Build resilient systems at scale
May 27–29, 2015 • Santa Clara, CA

How LinkedIn used RUM to drive optimizations and make the site faster

Ritesh Maheshwari (LinkedIn)
1:45pm–2:25pm Thursday, 05/28/2015
Location: Ballroom AB
Average rating: ****.
(4.62, 8 ratings)
Slides:   external link

Prerequisite Knowledge

Real user monitoring, basic JavaScript

Description

LinkedIn, like many web companies, uses PoPs (point of presence) to terminate TCP connections closer to end-users. This improves the content download time.

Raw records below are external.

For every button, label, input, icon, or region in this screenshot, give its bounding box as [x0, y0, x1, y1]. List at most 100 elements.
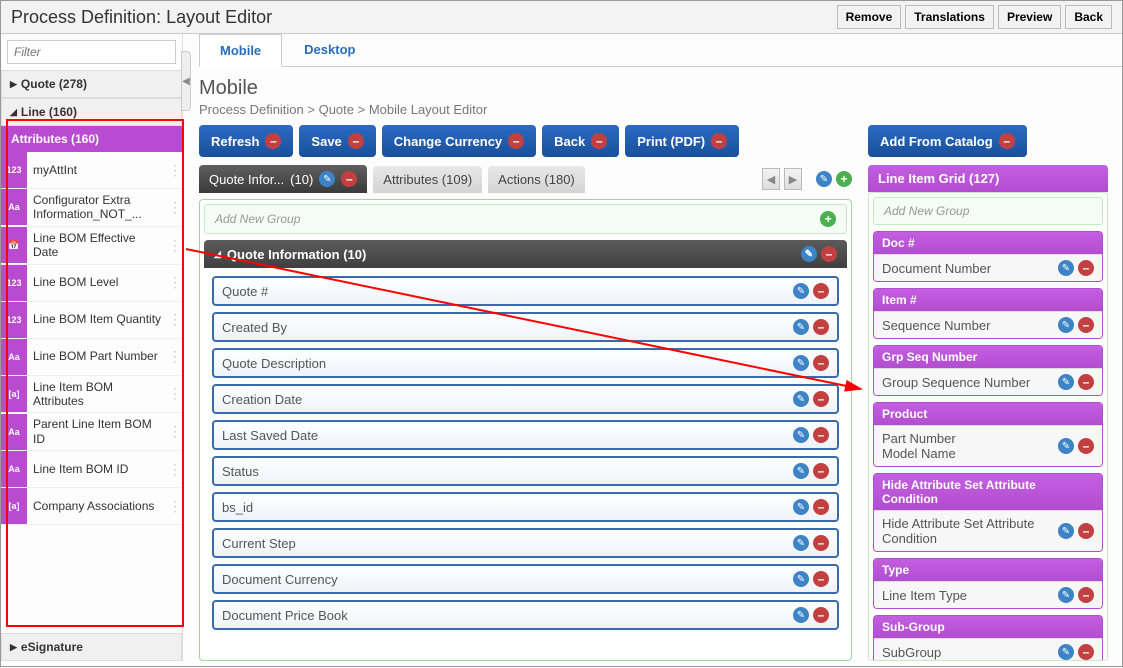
print-pdf--button[interactable]: Print (PDF)–	[625, 125, 739, 157]
change-currency-button[interactable]: Change Currency–	[382, 125, 536, 157]
attribute-item[interactable]: 123Line BOM Level⋮⋮	[1, 265, 182, 302]
sidebar-collapse-handle[interactable]: ◀	[181, 51, 191, 111]
field-pill[interactable]: Quote Description✎–	[212, 348, 839, 378]
tab-desktop[interactable]: Desktop	[284, 34, 375, 66]
drag-handle-icon[interactable]: ⋮⋮	[168, 461, 182, 478]
field-pill[interactable]: Status✎–	[212, 456, 839, 486]
remove-button[interactable]: Remove	[837, 5, 902, 29]
edit-icon[interactable]: ✎	[793, 571, 809, 587]
tab-mobile[interactable]: Mobile	[199, 34, 282, 67]
drag-handle-icon[interactable]: ⋮⋮	[168, 162, 182, 179]
field-pill[interactable]: Current Step✎–	[212, 528, 839, 558]
remove-icon[interactable]: –	[1078, 317, 1094, 333]
drag-handle-icon[interactable]: ⋮⋮	[168, 385, 182, 402]
edit-icon[interactable]: ✎	[319, 171, 335, 187]
edit-icon[interactable]: ✎	[793, 535, 809, 551]
add-from-catalog-button[interactable]: Add From Catalog –	[868, 125, 1027, 157]
remove-icon[interactable]: –	[341, 171, 357, 187]
remove-icon[interactable]: –	[813, 283, 829, 299]
edit-icon[interactable]: ✎	[793, 319, 809, 335]
back-button[interactable]: Back–	[542, 125, 619, 157]
drag-handle-icon[interactable]: ⋮⋮	[168, 423, 182, 440]
edit-icon[interactable]: ✎	[1058, 523, 1074, 539]
edit-icon[interactable]: ✎	[1058, 644, 1074, 660]
refresh-button[interactable]: Refresh–	[199, 125, 293, 157]
edit-icon[interactable]: ✎	[793, 391, 809, 407]
field-pill[interactable]: Last Saved Date✎–	[212, 420, 839, 450]
remove-icon[interactable]: –	[813, 355, 829, 371]
grid-column-card[interactable]: Grp Seq NumberGroup Sequence Number✎–	[873, 345, 1103, 396]
edit-icon[interactable]: ✎	[1058, 317, 1074, 333]
add-icon[interactable]: +	[820, 211, 836, 227]
remove-icon[interactable]: –	[1078, 438, 1094, 454]
remove-icon[interactable]: –	[999, 133, 1015, 149]
field-pill[interactable]: Document Currency✎–	[212, 564, 839, 594]
add-group-input[interactable]: Add New Group	[873, 197, 1103, 225]
edit-icon[interactable]: ✎	[793, 283, 809, 299]
drag-handle-icon[interactable]: ⋮⋮	[168, 498, 182, 515]
grid-column-card[interactable]: Hide Attribute Set Attribute ConditionHi…	[873, 473, 1103, 552]
attribute-item[interactable]: 123myAttInt⋮⋮	[1, 152, 182, 189]
remove-icon[interactable]: –	[813, 499, 829, 515]
tabpill-quote-info[interactable]: Quote Infor... (10) ✎ –	[199, 165, 367, 193]
field-pill[interactable]: Document Price Book✎–	[212, 600, 839, 630]
remove-icon[interactable]: –	[1078, 644, 1094, 660]
tree-node-quote[interactable]: ▶ Quote (278)	[1, 70, 182, 98]
edit-icon[interactable]: ✎	[801, 246, 817, 262]
remove-icon[interactable]: –	[265, 133, 281, 149]
attribute-item[interactable]: AaLine BOM Part Number⋮⋮	[1, 339, 182, 376]
remove-icon[interactable]: –	[821, 246, 837, 262]
translations-button[interactable]: Translations	[905, 5, 994, 29]
add-group-input[interactable]: Add New Group +	[204, 204, 847, 234]
remove-icon[interactable]: –	[813, 391, 829, 407]
edit-icon[interactable]: ✎	[793, 355, 809, 371]
drag-handle-icon[interactable]: ⋮⋮	[168, 348, 182, 365]
tree-node-attributes[interactable]: Attributes (160)	[1, 126, 182, 152]
remove-icon[interactable]: –	[591, 133, 607, 149]
grid-column-card[interactable]: Item #Sequence Number✎–	[873, 288, 1103, 339]
grid-column-card[interactable]: Doc #Document Number✎–	[873, 231, 1103, 282]
tabpill-actions[interactable]: Actions (180)	[488, 166, 585, 193]
edit-icon[interactable]: ✎	[1058, 260, 1074, 276]
drag-handle-icon[interactable]: ⋮⋮	[168, 237, 182, 254]
field-pill[interactable]: Created By✎–	[212, 312, 839, 342]
grid-column-card[interactable]: ProductPart NumberModel Name✎–	[873, 402, 1103, 467]
edit-icon[interactable]: ✎	[793, 607, 809, 623]
filter-input[interactable]	[7, 40, 176, 64]
grid-column-card[interactable]: Sub-GroupSubGroup✎–	[873, 615, 1103, 661]
edit-icon[interactable]: ✎	[816, 171, 832, 187]
attribute-item[interactable]: 123Line BOM Item Quantity⋮⋮	[1, 302, 182, 339]
section-header-quote-info[interactable]: ◢ Quote Information (10) ✎ –	[204, 240, 847, 268]
preview-button[interactable]: Preview	[998, 5, 1061, 29]
tabpill-attributes[interactable]: Attributes (109)	[373, 166, 482, 193]
tree-node-line[interactable]: ◢ Line (160)	[1, 98, 182, 126]
remove-icon[interactable]: –	[508, 133, 524, 149]
remove-icon[interactable]: –	[1078, 260, 1094, 276]
remove-icon[interactable]: –	[813, 571, 829, 587]
remove-icon[interactable]: –	[813, 463, 829, 479]
edit-icon[interactable]: ✎	[793, 427, 809, 443]
remove-icon[interactable]: –	[813, 427, 829, 443]
remove-icon[interactable]: –	[1078, 374, 1094, 390]
edit-icon[interactable]: ✎	[793, 463, 809, 479]
attribute-item[interactable]: [a]Line Item BOM Attributes⋮⋮	[1, 376, 182, 414]
scroll-right-icon[interactable]: ▶	[784, 168, 802, 190]
remove-icon[interactable]: –	[711, 133, 727, 149]
edit-icon[interactable]: ✎	[793, 499, 809, 515]
field-pill[interactable]: bs_id✎–	[212, 492, 839, 522]
remove-icon[interactable]: –	[813, 535, 829, 551]
remove-icon[interactable]: –	[813, 607, 829, 623]
grid-column-card[interactable]: TypeLine Item Type✎–	[873, 558, 1103, 609]
remove-icon[interactable]: –	[813, 319, 829, 335]
scroll-left-icon[interactable]: ◀	[762, 168, 780, 190]
back-button[interactable]: Back	[1065, 5, 1112, 29]
field-pill[interactable]: Quote #✎–	[212, 276, 839, 306]
drag-handle-icon[interactable]: ⋮⋮	[168, 274, 182, 291]
edit-icon[interactable]: ✎	[1058, 438, 1074, 454]
add-icon[interactable]: +	[836, 171, 852, 187]
drag-handle-icon[interactable]: ⋮⋮	[168, 311, 182, 328]
tree-node-esignature[interactable]: ▶ eSignature	[1, 633, 182, 661]
attribute-item[interactable]: AaLine Item BOM ID⋮⋮	[1, 451, 182, 488]
attribute-item[interactable]: 📅Line BOM Effective Date⋮⋮	[1, 227, 182, 265]
attribute-item[interactable]: AaConfigurator Extra Information_NOT_...…	[1, 189, 182, 227]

In this talk, we describe techniques used by LinkedIn to better utilize PoPs through new RUM measurements and in-depth data analysis.

We analyze the following questions, and show how JavaScript code tied with RUM data can be used to help answer these questions and improve performance:

  • Given a set of PoPs spread across the world, which set of end users should be routed to PoP A vs PoP B?
  • What is a better strategy for PoP selection: DNS GSLB or Anycast?
  • Where should we build the next set of PoPs?

This talk will cover the following topics:

  • How PoPs help in performance
  • Why accurate user-to-PoP assignment is important for performance
  • How to utilize your end-user browser sessions to emulate millions of “measurement agents” spread across the world
  • How to use the above technique, along with RUM data, to:
    • Measure which PoP is optimal for your end users
    • Analyze inefficiencies in DNS load-balancing techniques
    • Compare IP Anycast and DNS GSLB as PoP selection techniques
    • Decide where to build the next PoP from a candidate list of multiple geographic locations
    • Answer other relevant network performance questions
  • Why every web company should use RUM to drive performance optimizations

Attendees of this talk will learn how to utilize their (potentially millions of) end-user visits to do performance measurements, distributed across the globe, with results that are more accurate and realistic than synthetic measurements. Attendees will also be able to directly apply this knowledge to instrument RUM on their site, and use that data to make better optimization decisions.

In the end, we would like to encourage web companies to use RUM data from their users not only for performance monitoring but also to drive optimizations.

Photo of Ritesh Maheshwari

Ritesh Maheshwari

LinkedIn

Ritesh is currently a performance engineer at LinkedIn, working on making LinkedIn fast through network optimizations, RUM, and automation. Before LinkedIn, Ritesh was a performance engineer at Akamai, solving performance issues in Akamai’s global distributed network. Ritesh holds a Ph.D. in computer science from Stony Brook University, where he got passionate about performance while working on computer networks. Earlier, he finished his BTech in computer science and engineering from the Indian Institute of Technology, Kharagpur.

Comments on this page are now closed.

Comments

Randy Schnedler
05/28/2015 12:51pm PDT

Appreciate the quick response, Ritesh. I agree 90% is not wonderful, and the resolvers ignoring the TTLs can have more catastrophic results than just bad performance. Ultimately though, as you pointed out in the talk, the geolocation doesn’t matter and you just want to route each client to your front door via the fastest network path possible. There is clearly still room for improvement in various segments of the app design and delivery process.

Picture of Ritesh Maheshwari
Ritesh Maheshwari
05/28/2015 8:20am PDT

Hi Randy,

Thanks!

1. CDNs and many other major web companies usually run their own DNS. They then do some clever tricks to tie back each DNS query with a page view. These tricks can only be done if you have highly configurable DNS servers and access to a lot of data.

2. You are right that our location identification may be wrong as well. I do want to clarify that when I say Geo-IP mapping is poor, my standards are pretty high. They are actually close to 90% accurate most of the times. We can’t quantify it, but my guess it that most bad DNS-based PoP assignment happens due to bad resolver and (I forgot to mention this in the talk) resolvers not honoring TTLs.

Randy Schnedler
05/28/2015 7:37am PDT

Hi Ritesh. Nice presentation.

I am curious to know what the CDNs are doing to solve the problem of poor Geo-IP mappings.

Also, for your RUM data, how did you determine the country of origin for each client, given that the Geo-IP mapping databases are so poor?

Picture of Ritesh Maheshwari
Ritesh Maheshwari
05/27/2015 7:40am PDT

This talk will be a story of how LinkedIn utilized RUM and PoPs (Point of Presence) to improve network performance. Also, even though the description says “Javascript” and “RUM” knowledge is pre-requisite, I have updated the talk to be self-contained now and it does not need those pre-requisites anymore.

Picture of Ritesh Maheshwari
Ritesh Maheshwari
05/27/2015 7:32am PDT

I will be watching this space, so feel free to post any questions/comments!